The illustrations match the intensity of the story. These pictures are saturated with color. By using the collage technique, pictures emerge and reemerge in pieces throughout the book. For example the dress she is shown wearing while singing at a Student Nonviolent Coordinating Committee is shown in the pattern of her outfit on the opening page. One must carefully examine the pictures to see how they weave together the moments of her life as she grows from child to adulthood.

The last two pages of the book are author’s notes explaining the poetry of the book more fully. This is a story of a remarkable woman, remarkably told and remarkably illustrated.

Trombone ShortyAndrews, Troy “Trombone Shorty.” Illustrated by Bryan Collier a previous Caldecott Honor winner. Trombone Shorty. New York: Abrams Books for Young Readers, 2015. Print.

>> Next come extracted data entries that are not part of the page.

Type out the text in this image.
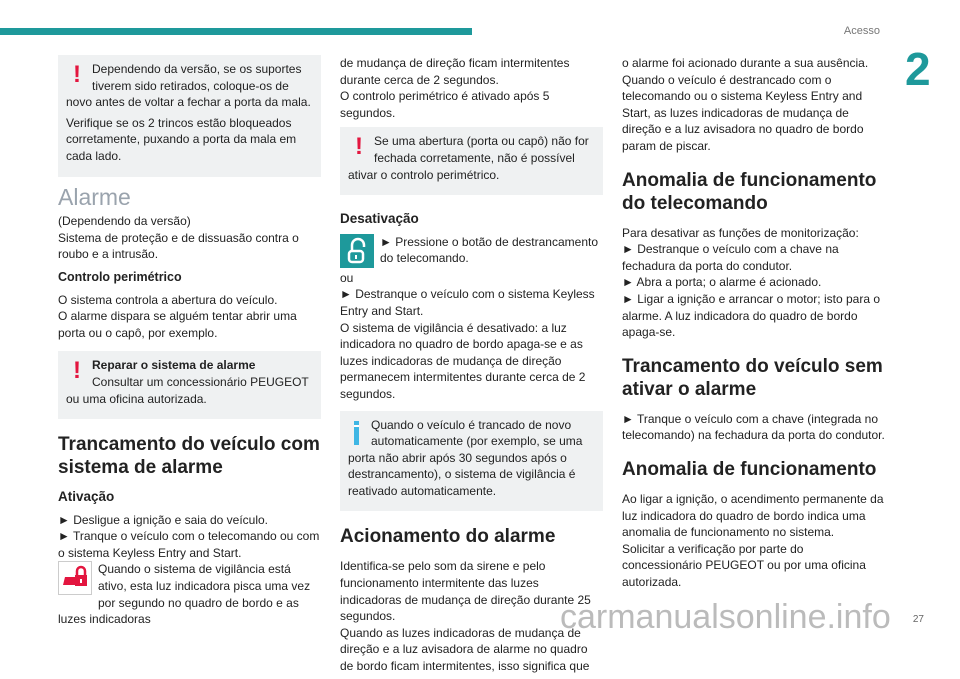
Acesso
2
! Dependendo da versão, se os suportes tiverem sido retirados, coloque-os de novo antes de voltar a fechar a porta da mala.

Verifique se os 2 trincos estão bloqueados corretamente, puxando a porta da mala em cada lado.

Alarme

(Dependendo da versão)

Sistema de proteção e de dissuasão contra o roubo e a intrusão.

Controlo perimétrico

O sistema controla a abertura do veículo.

O alarme dispara se alguém tentar abrir uma porta ou o capô, por exemplo.

! Reparar o sistema de alarme

Consultar um concessionário PEUGEOT ou uma oficina autorizada.

Trancamento do veículo com sistema de alarme
Ativação

► Desligue a ignição e saia do veículo.

► Tranque o veículo com o telecomando ou com o sistema Keyless Entry and Start.

Quando o sistema de vigilância está ativo, esta luz indicadora pisca uma vez por segundo no quadro de bordo e as luzes indicadoras

de mudança de direção ficam intermitentes durante cerca de 2 segundos.

O controlo perimétrico é ativado após 5 segundos.

! Se uma abertura (porta ou capô) não for fechada corretamente, não é possível ativar o controlo perimétrico.

Desativação

► Pressione o botão de destrancamento do telecomando.

ou

► Destranque o veículo com o sistema Keyless Entry and Start.

O sistema de vigilância é desativado: a luz indicadora no quadro de bordo apaga-se e as luzes indicadoras de mudança de direção permanecem intermitentes durante cerca de 2 segundos.

Quando o veículo é trancado de novo automaticamente (por exemplo, se uma porta não abrir após 30 segundos após o destrancamento), o sistema de vigilância é reativado automaticamente.

Acionamento do alarme

Identifica-se pelo som da sirene e pelo funcionamento intermitente das luzes indicadoras de mudança de direção durante 25 segundos.

Quando as luzes indicadoras de mudança de direção e a luz avisadora de alarme no quadro de bordo ficam intermitentes, isso significa que

o alarme foi acionado durante a sua ausência.

Quando o veículo é destrancado com o telecomando ou o sistema Keyless Entry and Start, as luzes indicadoras de mudança de direção e a luz avisadora no quadro de bordo param de piscar.

Anomalia de funcionamento do telecomando

Para desativar as funções de monitorização:

► Destranque o veículo com a chave na fechadura da porta do condutor.

► Abra a porta; o alarme é acionado.

► Ligar a ignição e arrancar o motor; isto para o alarme. A luz indicadora do quadro de bordo apaga-se.

Trancamento do veículo sem ativar o alarme

► Tranque o veículo com a chave (integrada no telecomando) na fechadura da porta do condutor.

Anomalia de funcionamento

Ao ligar a ignição, o acendimento permanente da luz indicadora do quadro de bordo indica uma anomalia de funcionamento no sistema.

Solicitar a verificação por parte do concessionário PEUGEOT ou por uma oficina autorizada.

carmanualsonline.info 27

In addition to winning a Caldecott Honor Award, this work was the winner of the Coretta Scott King Illustrator Award. In this autobiographical tale, Troy Andrews, known as Trombone Shorty, explains how he became interested in the trombone that would generate his nickname. Andrews remarks, “. . . this is a story about music” n.p.. The story is a wonderful example of the power of determination and dedication in the creation of excellence. There is a sweet illustration of Andrew sleeping with his newly found broken trombone. Textually, the story unites around the saying, “Where y’at?”, a form of greeting in New Orleans. The climax of the story comes when Andrews was playing his trombone in the audience of a Bo Diddley concert. Diddley hears him and asks him onstage to play. Andrews became a famous trombone player. A lovely addition to the book is a set of author’s notes at the end. The notes both explain more about his life and love of music and contain adorable pictures of him playing trombone as a small child.

While the story is compelling, the illustrations are captivating. Collier beautifully handles the challenge of translating sound into image. The music of the trombone is pictured as a spiral of colors in deep blacks and brown with white slashes to convey the music spinning out of the trombone. For me, the spirals resemble quilted tubes that carry the music. The illustrator’s notes indicate that the pictures are watercolor and collage. Collier notes further that he repeatedly used the images of balloons through various images in the text. Those balloons became a hot air balloon indicating that Andrews music would now be carried far beyond his Tremé neighborhood. This book can be heard because the illustrations are so evocative of the sound of a trombone.


The Caldecott winner and honor awardees do not disappoint. These are a collection of wonderful stories beautifully illustrated. Children will be very lucky indeed to encounter these works.

[1] [Caldecott] Terms and criteria. Association for Library Service to Children [ALSC] a division of the American Library Association. 2008. Web. 5 May 2016.